Losman led the Las Vegas Locomotives to the UFL championship (Photo by Mark J. Rebilas, U.S. Presswire).
Former NFL First Rounder Signs with Oakland Raiders After Winning UFL Title
Oakland, Calif. (Saturday, December 26, 2009) – What defines a success story is left to the eye of the beholder, whether it’s a personal belief of achievement or accomplishment of an individual feat. Quarterback J.P. Losman, who signed with the Oakland Raiders earlier this month after leading the Las Vegas Locomotives to the inaugural United Football League championship, is one success story that will quickly be placed under the microscope of any beholder’s eye, much like the league he represented this past fall.
When the UFL launched earlier this year, many critics jumped at the opportunity to spit their negativity and criticism at why the league would fail, rather than voice their optimism in how great it is to have a viable supplement to the National Football League. Behind a solid executive crew, the UFL focused on its product and closed the door on the skepticism to provide a fantastic extension of the game of football to those who can view the sports world with a positive frame of mind. More importantly, the UFL provided a platform for a former NFL first round draft pick like Losman to get a second shot at lacing up his boots on Sundays once again.
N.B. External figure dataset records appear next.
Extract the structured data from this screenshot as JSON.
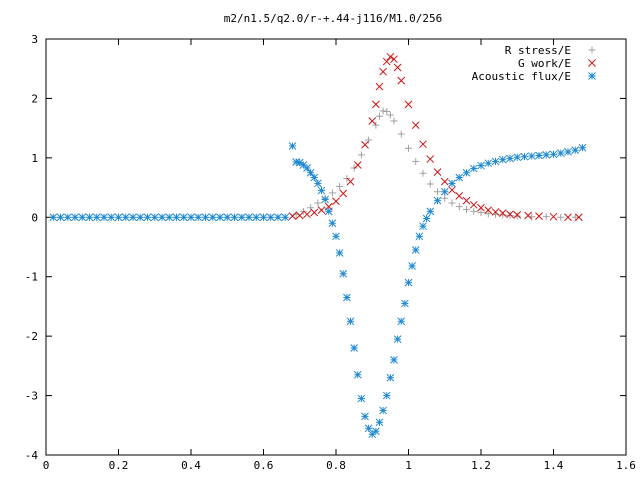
{
  "chart_data": {
    "type": "scatter",
    "title": "m2/n1.5/q2.0/r-+.44-j116/M1.0/256",
    "xlabel": "",
    "ylabel": "",
    "xlim": [
      0,
      1.6
    ],
    "ylim": [
      -4,
      3
    ],
    "xticks": [
      "0",
      "0.2",
      "0.4",
      "0.6",
      "0.8",
      "1",
      "1.2",
      "1.4",
      "1.6"
    ],
    "yticks": [
      "3",
      "2",
      "1",
      "0",
      "-1",
      "-2",
      "-3",
      "-4"
    ],
    "legend_position": "top-right",
    "grid": false,
    "series": [
      {
        "name": "R stress/E",
        "marker": "plus",
        "color": "#a0a0a0",
        "points": [
          [
            0.69,
            0.05
          ],
          [
            0.71,
            0.1
          ],
          [
            0.73,
            0.16
          ],
          [
            0.75,
            0.24
          ],
          [
            0.77,
            0.32
          ],
          [
            0.79,
            0.41
          ],
          [
            0.81,
            0.52
          ],
          [
            0.83,
            0.65
          ],
          [
            0.85,
            0.83
          ],
          [
            0.87,
            1.05
          ],
          [
            0.89,
            1.3
          ],
          [
            0.91,
            1.55
          ],
          [
            0.92,
            1.7
          ],
          [
            0.93,
            1.79
          ],
          [
            0.94,
            1.78
          ],
          [
            0.95,
            1.72
          ],
          [
            0.96,
            1.62
          ],
          [
            0.98,
            1.4
          ],
          [
            1.0,
            1.16
          ],
          [
            1.02,
            0.94
          ],
          [
            1.04,
            0.74
          ],
          [
            1.06,
            0.56
          ],
          [
            1.08,
            0.43
          ],
          [
            1.1,
            0.32
          ],
          [
            1.12,
            0.24
          ],
          [
            1.14,
            0.18
          ],
          [
            1.16,
            0.13
          ],
          [
            1.18,
            0.1
          ],
          [
            1.2,
            0.08
          ],
          [
            1.22,
            0.06
          ],
          [
            1.24,
            0.05
          ],
          [
            1.26,
            0.04
          ],
          [
            1.28,
            0.03
          ],
          [
            1.3,
            0.02
          ],
          [
            1.34,
            0.01
          ],
          [
            1.38,
            0.01
          ],
          [
            1.42,
            0
          ],
          [
            1.46,
            0
          ]
        ]
      },
      {
        "name": "G work/E",
        "marker": "cross",
        "color": "#d01010",
        "points": [
          [
            0.68,
            0.02
          ],
          [
            0.7,
            0.03
          ],
          [
            0.72,
            0.05
          ],
          [
            0.74,
            0.08
          ],
          [
            0.76,
            0.12
          ],
          [
            0.78,
            0.18
          ],
          [
            0.8,
            0.27
          ],
          [
            0.82,
            0.4
          ],
          [
            0.84,
            0.6
          ],
          [
            0.86,
            0.88
          ],
          [
            0.88,
            1.22
          ],
          [
            0.9,
            1.62
          ],
          [
            0.91,
            1.9
          ],
          [
            0.92,
            2.2
          ],
          [
            0.93,
            2.45
          ],
          [
            0.94,
            2.62
          ],
          [
            0.95,
            2.7
          ],
          [
            0.96,
            2.66
          ],
          [
            0.97,
            2.52
          ],
          [
            0.98,
            2.3
          ],
          [
            1.0,
            1.9
          ],
          [
            1.02,
            1.55
          ],
          [
            1.04,
            1.23
          ],
          [
            1.06,
            0.98
          ],
          [
            1.08,
            0.76
          ],
          [
            1.1,
            0.6
          ],
          [
            1.12,
            0.46
          ],
          [
            1.14,
            0.36
          ],
          [
            1.16,
            0.28
          ],
          [
            1.18,
            0.21
          ],
          [
            1.2,
            0.16
          ],
          [
            1.22,
            0.12
          ],
          [
            1.24,
            0.09
          ],
          [
            1.26,
            0.07
          ],
          [
            1.28,
            0.05
          ],
          [
            1.3,
            0.04
          ],
          [
            1.33,
            0.03
          ],
          [
            1.36,
            0.02
          ],
          [
            1.4,
            0.01
          ],
          [
            1.44,
            0
          ],
          [
            1.47,
            0
          ]
        ]
      },
      {
        "name": "Acoustic flux/E",
        "marker": "star",
        "color": "#1e88d0",
        "points": [
          [
            0.68,
            1.2
          ],
          [
            0.69,
            0.93
          ],
          [
            0.7,
            0.92
          ],
          [
            0.71,
            0.88
          ],
          [
            0.72,
            0.83
          ],
          [
            0.73,
            0.75
          ],
          [
            0.74,
            0.67
          ],
          [
            0.75,
            0.57
          ],
          [
            0.76,
            0.45
          ],
          [
            0.77,
            0.3
          ],
          [
            0.78,
            0.1
          ],
          [
            0.79,
            -0.1
          ],
          [
            0.8,
            -0.32
          ],
          [
            0.81,
            -0.6
          ],
          [
            0.82,
            -0.95
          ],
          [
            0.83,
            -1.35
          ],
          [
            0.84,
            -1.75
          ],
          [
            0.85,
            -2.2
          ],
          [
            0.86,
            -2.65
          ],
          [
            0.87,
            -3.05
          ],
          [
            0.88,
            -3.35
          ],
          [
            0.89,
            -3.55
          ],
          [
            0.9,
            -3.65
          ],
          [
            0.91,
            -3.6
          ],
          [
            0.92,
            -3.45
          ],
          [
            0.93,
            -3.25
          ],
          [
            0.94,
            -3.0
          ],
          [
            0.95,
            -2.7
          ],
          [
            0.96,
            -2.4
          ],
          [
            0.97,
            -2.05
          ],
          [
            0.98,
            -1.75
          ],
          [
            0.99,
            -1.45
          ],
          [
            1.0,
            -1.1
          ],
          [
            1.01,
            -0.82
          ],
          [
            1.02,
            -0.55
          ],
          [
            1.03,
            -0.32
          ],
          [
            1.04,
            -0.15
          ],
          [
            1.05,
            -0.02
          ],
          [
            1.06,
            0.1
          ],
          [
            1.08,
            0.28
          ],
          [
            1.1,
            0.43
          ],
          [
            1.12,
            0.57
          ],
          [
            1.14,
            0.67
          ],
          [
            1.16,
            0.75
          ],
          [
            1.18,
            0.82
          ],
          [
            1.2,
            0.87
          ],
          [
            1.22,
            0.91
          ],
          [
            1.24,
            0.94
          ],
          [
            1.26,
            0.97
          ],
          [
            1.28,
            0.99
          ],
          [
            1.3,
            1.01
          ],
          [
            1.32,
            1.02
          ],
          [
            1.34,
            1.03
          ],
          [
            1.36,
            1.04
          ],
          [
            1.38,
            1.05
          ],
          [
            1.4,
            1.06
          ],
          [
            1.42,
            1.08
          ],
          [
            1.44,
            1.1
          ],
          [
            1.46,
            1.13
          ],
          [
            1.48,
            1.17
          ],
          [
            0.02,
            0
          ],
          [
            0.04,
            0
          ],
          [
            0.06,
            0
          ],
          [
            0.08,
            0
          ],
          [
            0.1,
            0
          ],
          [
            0.12,
            0
          ],
          [
            0.14,
            0
          ],
          [
            0.16,
            0
          ],
          [
            0.18,
            0
          ],
          [
            0.2,
            0
          ],
          [
            0.22,
            0
          ],
          [
            0.24,
            0
          ],
          [
            0.26,
            0
          ],
          [
            0.28,
            0
          ],
          [
            0.3,
            0
          ],
          [
            0.32,
            0
          ],
          [
            0.34,
            0
          ],
          [
            0.36,
            0
          ],
          [
            0.38,
            0
          ],
          [
            0.4,
            0
          ],
          [
            0.42,
            0
          ],
          [
            0.44,
            0
          ],
          [
            0.46,
            0
          ],
          [
            0.48,
            0
          ],
          [
            0.5,
            0
          ],
          [
            0.52,
            0
          ],
          [
            0.54,
            0
          ],
          [
            0.56,
            0
          ],
          [
            0.58,
            0
          ],
          [
            0.6,
            0
          ],
          [
            0.62,
            0
          ],
          [
            0.64,
            0
          ],
          [
            0.66,
            0
          ]
        ]
      }
    ]
  }
}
After a standout career at Tulane University, Losman was taken 22nd overall by the Buffalo Bills in the 2004 NFL Draft, symbolizing the intent of Buffalo brass to make him their signal caller of the future. He was the fourth quarterback taken in one of the best quarterback classes in league history, behind Eli Manning, Phillip Rivers and Ben Roethlisberger. After a freak accident in training camp that cost him most of his rookie campaign was followed by a shaky start to his sophomore season, Losman fought his way to the top of the depth chart prior to the start of his third year in the league. He started all 16 games for the Bills that season, setting a new franchise record with a 62.5 completion percentage.
In the 2007 NFL Draft, Buffalo selected Stanford quarterback Trent Edwards in the third round but insisted Losman was still their guy. The Venice native remained under center when the Bills kicked off the season, but a late hit to his knee in a third week contest against the New England Patriots would eventually lead to Edwards taking over in Buffalo. After spending most of the following year on the sidelines behind Edwards, Losman appeared to be at the end of chasing an NFL dream until the UFL presented him with a second shot.
Under the tutelage of Locomotive head coach and former NFL shot caller Jim Fassel, Losman threw for 1386 yards and nine touchdowns with only two interceptions in the six-game premiere season of the UFL. Fassel worked diligently with Losman throughout the year on his mechanics, mindset and ability to read the field, something that has paid major dividends to his development as a quarterback.
"J.P. is a solid guy and talented quarterback," Fassel recently said in an interview with NFL Fanhouse regarding Losman’s return to the NFL. "He is certainly battle-tested. Most of all, though, I'm very impressed with his work ethic, desire to be good and (the hard) work at his trade to be better."
While those same critics mentioned earlier will now jump back into the conversation to spray their unneeded negativity when it comes to whether or not Losman getting a back-up role equates to a success story for the UFL, it is unquestionably proof of success for the UFL. Losman was a quarterback left for dead by the NFL, and the UFL gave him an opportunity to grow under a former NFL head coach and show that he still knows how to play the game. While he may be a back-up today, he will likely get another opportunity to start once again. Before the UFL came along, players such as Losman would never have that chance.
Those with a negative mindset will likely never see the UFL in a positive mindset, and quite frankly, those of us who hope to see the UFL continue its growth don’t hear them anyway. Success is defined in the eye of the beholder, and it’s hard to see something as successful when you look at it with your eyes closed.